Originally from Romania, Andrei lived for 9 years in the United States, and is fluent in German and also speaks native Romanian. Andrei holds an MBA with Distinction from Harvard Business School, and an AB in Mathematics summa cum laude from Princeton University, where he also concentrated in Computer Science and Finance.
Anda Gansca, co-founder of Knotch, was included in the marketing & advertising category of Forbes’ “30 Under 30 in the USA”. Knotch is a content marketing company that measures the success of content to help marketers optimize research that in 2013 has received USD 1.5 million in funding from Silicon Valley investors. The company has 10 employees expects revenues of USD 8 million in 2016, according to Forbes. Anda Gansca left Romania for Stanford in 2007, and then she used savings after graduation to start a company.
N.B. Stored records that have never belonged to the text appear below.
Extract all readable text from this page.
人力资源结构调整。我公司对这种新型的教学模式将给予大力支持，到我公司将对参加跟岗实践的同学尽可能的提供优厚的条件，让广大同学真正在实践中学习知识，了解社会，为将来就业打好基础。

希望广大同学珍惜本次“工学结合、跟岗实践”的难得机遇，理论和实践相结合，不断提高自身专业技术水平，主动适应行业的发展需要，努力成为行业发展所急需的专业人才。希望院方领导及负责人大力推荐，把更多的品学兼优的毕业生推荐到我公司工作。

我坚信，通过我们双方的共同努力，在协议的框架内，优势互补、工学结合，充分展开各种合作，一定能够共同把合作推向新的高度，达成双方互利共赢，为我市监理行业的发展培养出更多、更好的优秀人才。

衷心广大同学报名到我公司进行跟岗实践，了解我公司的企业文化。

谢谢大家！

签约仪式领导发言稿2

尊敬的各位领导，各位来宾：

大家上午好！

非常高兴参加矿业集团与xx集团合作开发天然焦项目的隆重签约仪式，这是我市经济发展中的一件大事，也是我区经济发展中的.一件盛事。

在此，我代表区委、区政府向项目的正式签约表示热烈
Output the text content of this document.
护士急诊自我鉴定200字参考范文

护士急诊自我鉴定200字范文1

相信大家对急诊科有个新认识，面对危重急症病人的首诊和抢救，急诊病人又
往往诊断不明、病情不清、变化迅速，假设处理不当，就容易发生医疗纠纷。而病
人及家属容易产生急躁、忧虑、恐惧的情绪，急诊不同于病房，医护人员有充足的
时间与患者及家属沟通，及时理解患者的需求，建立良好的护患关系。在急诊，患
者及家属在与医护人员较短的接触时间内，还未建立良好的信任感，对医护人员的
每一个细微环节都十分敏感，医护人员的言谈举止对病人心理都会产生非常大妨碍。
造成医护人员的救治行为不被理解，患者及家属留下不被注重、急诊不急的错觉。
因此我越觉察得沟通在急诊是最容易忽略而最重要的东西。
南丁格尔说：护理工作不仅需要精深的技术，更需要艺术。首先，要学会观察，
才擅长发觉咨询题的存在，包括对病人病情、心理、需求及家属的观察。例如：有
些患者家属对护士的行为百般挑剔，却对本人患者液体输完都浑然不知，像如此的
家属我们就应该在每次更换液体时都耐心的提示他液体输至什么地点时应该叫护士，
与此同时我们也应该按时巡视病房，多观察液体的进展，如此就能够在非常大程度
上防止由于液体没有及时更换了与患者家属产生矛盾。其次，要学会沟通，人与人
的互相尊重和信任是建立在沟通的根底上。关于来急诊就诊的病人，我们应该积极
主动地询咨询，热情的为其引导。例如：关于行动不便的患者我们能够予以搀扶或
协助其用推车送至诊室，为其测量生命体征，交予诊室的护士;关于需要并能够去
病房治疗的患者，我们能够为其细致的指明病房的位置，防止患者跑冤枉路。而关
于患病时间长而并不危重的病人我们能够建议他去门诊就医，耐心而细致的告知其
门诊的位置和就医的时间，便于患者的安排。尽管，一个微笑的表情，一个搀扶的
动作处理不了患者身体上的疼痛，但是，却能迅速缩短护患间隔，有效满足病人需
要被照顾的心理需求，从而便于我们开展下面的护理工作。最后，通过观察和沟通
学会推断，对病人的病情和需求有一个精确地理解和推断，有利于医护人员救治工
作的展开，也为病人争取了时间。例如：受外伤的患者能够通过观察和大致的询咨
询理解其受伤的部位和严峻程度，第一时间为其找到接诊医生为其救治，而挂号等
According to Romania Insider, She also worked for two venture capital funds, one of which managed about USD 6 billion.
Also presents in 2015’s New Europe 100 Innovators list are:
- Andras Kapy, CEO of Axosuits, a robotics company that has been developing exoskeletons designed to help people with walking disabilities;
- Aurora Simionescu, an astrophysicist, currently working as an International Top Young Fellow at the Institute of Space and Astronautical Sciences of the Japan Aerospace Exploration Agency;
- Cosmin Mihaiu, CEO and co-founder of MIRA Rehab, a software platform that lets patients play interactive, therapeutic games, to recover easier;
- Dan Ciotu, Dragos Ilinca and Vladimir Oane, founders of UberVu, a Romanian London-based startup that offers social analytics data that turns data from blogs, forums and social networks into actionable business insights. Industry giant HootSuite acquired the service in 2014;
- Eduard Alexandrian, developer of the SafeDrive app that rewards drivers for not using the phone while driving;
- Stefania Druga, founder of HacKIDemia, a global network that designs workshops and kits enabling kids to use curiosity, play, and empathy to solve global challenges.
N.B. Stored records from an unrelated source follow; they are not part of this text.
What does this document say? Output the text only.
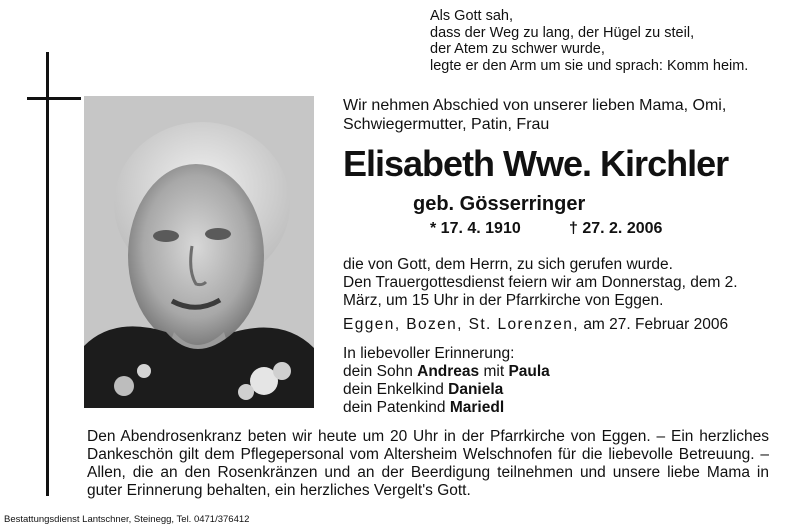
Als Gott sah,
dass der Weg zu lang, der Hügel zu steil,
der Atem zu schwer wurde,
legte er den Arm um sie und sprach: Komm heim.
Wir nehmen Abschied von unserer lieben Mama, Omi,
Schwiegermutter, Patin, Frau
Elisabeth Wwe. Kirchler
geb. Gösserringer
* 17. 4. 1910	† 27. 2. 2006

die von Gott, dem Herrn, zu sich gerufen wurde.

Den Trauergottesdienst feiern wir am Donnerstag, dem 2. März, um 15 Uhr in der Pfarrkirche von Eggen.

Eggen, Bozen, St. Lorenzen, am 27. Februar 2006
In liebevoller Erinnerung:
dein Sohn Andreas mit Paula
dein Enkelkind Daniela
dein Patenkind Mariedl
Den Abendrosenkranz beten wir heute um 20 Uhr in der Pfarrkirche von Eggen. – Ein herzliches Dankeschön gilt dem Pflegepersonal vom Altersheim Welschnofen für die liebevolle Betreuung. – Allen, die an den Rosenkränzen und an der Beerdigung teilnehmen und unsere liebe Mama in guter Erinnerung behalten, ein herzliches Vergelt's Gott.
Bestattungsdienst Lantschner, Steinegg, Tel. 0471/376412
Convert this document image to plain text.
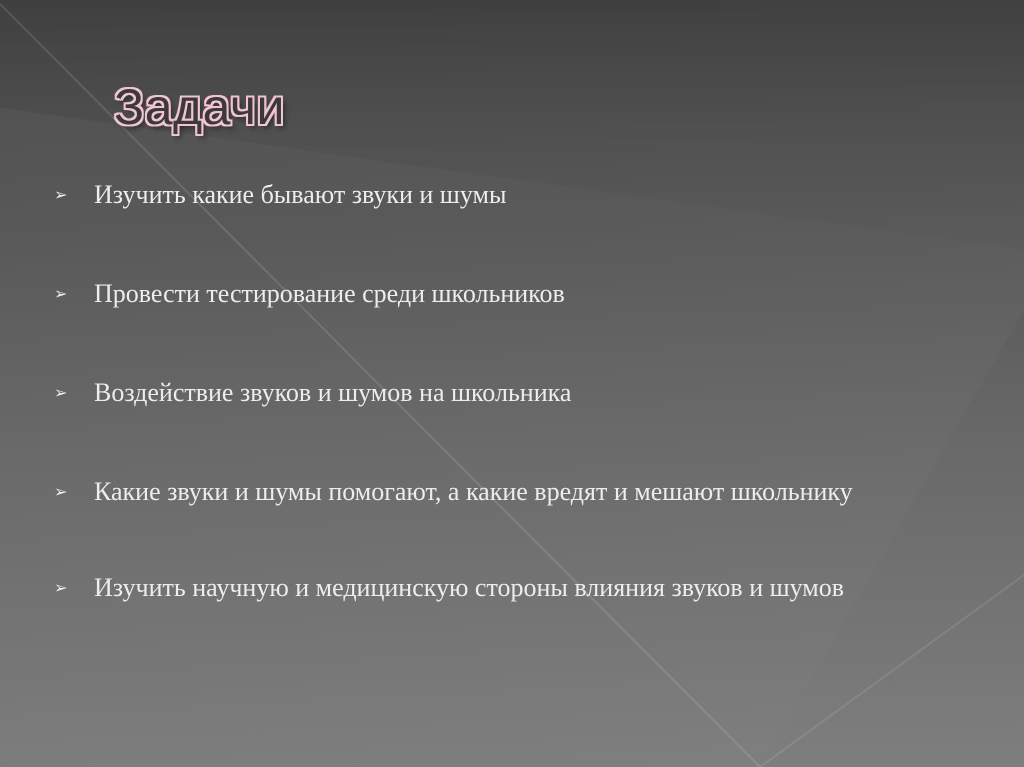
Задачи
➢	Изучить какие бывают звуки и шумы
➢	Провести тестирование среди школьников
➢	Воздействие звуков и шумов на школьника
➢	Какие звуки и шумы помогают, а какие вредят и мешают школьнику
➢	Изучить научную и медицинскую стороны влияния звуков и шумов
- Paul Balogh and Cristian Dinu, founders of Read Forward, a digital publisher that produces e-textbooks;
- Ramona Cordos and Codin Sebastian Pop, founders of Creative Monkeyz, which develops online series and shows on various themes, the most famous of which is RObotzi;
In New Europe 100 Innovators list in 2014:
Paul-Andre Baran is program director for IREX in Romania where he manages the Biblionet program, a five-year, USD 26.9 million initiative funded by Bill and Melinda Gates Foundation. The project’s aim is the improvement of the lives of Romanians by providing free access to computers and the Internet through public libraries, as well as inspiring widespread institutional reform in the public library sphere. Paul-Andre Baran-Candrea was born in Los Angeles to a Polish mother and Romanian father, in 1998 he moved to Romania as part of an intern exchange program, and later began work as a technical assistant to the British Council in developing the Romanian public administration Regional Training Centers (RTCs).
Cristian Botan created the jobs.gov.ro portal aiming to increase the transparency of hiring in Romanian public administration, both central and local, and fight nepotism. Botan was appointed an advisor within the Chancellery of the Prime Minister of Romania on issues regarding transparency in public administration.